In the next two years, WHO is committed to supporting Member States in their endeavours to strengthen their health information systems, based on the new framework, and provide reliable information that will enable them to monitor health determinants and risks and health status and assess health system response, which, in turn, will inform policy and decision-making for better health care delivery. WHO will also continue to support Member States in addressing the gaps in their civil registration and vital statistics systems, which were demonstrated by the rapid and comprehensive assessments conducted over the past two years.

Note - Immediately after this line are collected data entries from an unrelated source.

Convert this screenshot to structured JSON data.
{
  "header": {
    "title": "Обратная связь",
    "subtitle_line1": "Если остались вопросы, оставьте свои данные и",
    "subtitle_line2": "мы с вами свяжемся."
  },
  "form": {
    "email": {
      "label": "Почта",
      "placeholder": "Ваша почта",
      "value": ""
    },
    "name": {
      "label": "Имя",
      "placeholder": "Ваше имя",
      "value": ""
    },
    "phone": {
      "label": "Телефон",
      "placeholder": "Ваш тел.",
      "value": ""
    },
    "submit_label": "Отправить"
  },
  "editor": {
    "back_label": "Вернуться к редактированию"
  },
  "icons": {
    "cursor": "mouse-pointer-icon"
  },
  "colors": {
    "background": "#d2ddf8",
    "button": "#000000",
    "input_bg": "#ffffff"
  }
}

Research development and innovation

A regional meeting was held for members of the Eastern Mediterranean Advisory Committee on Health Research and research experts to discuss integrating research in shaping the future of health in the Region. The meeting focused on the identification of research priorities related to the five regional strategic priorities. This exercise is expected to conclude in January 2016 and the results will guide research activities for 2016–2017. The call for proposals for the special grant for research in priority areas of public health for 2104 was also focused on the strategic priorities. Twelve awards ranging from US$ 10 000 to US$ 20 000 were granted in early 2015.


1 Three groups of countries are defined in the Region, based on population health outcomes, health system performance and level of health expenditure are: group 1: Bahrain, Kuwait, Oman, Qatar, Saudi Arabia and United Arab Emirates; group 2: Egypt, Islamic Republic of Iran, Iraq, Jordan, Lebanon, Libya, Morocco, Palestine, Syrian Arab Republic and Tunisia; group 3: Afghanistan, Djibouti, Pakistan, Somalia, Sudan and Yemen.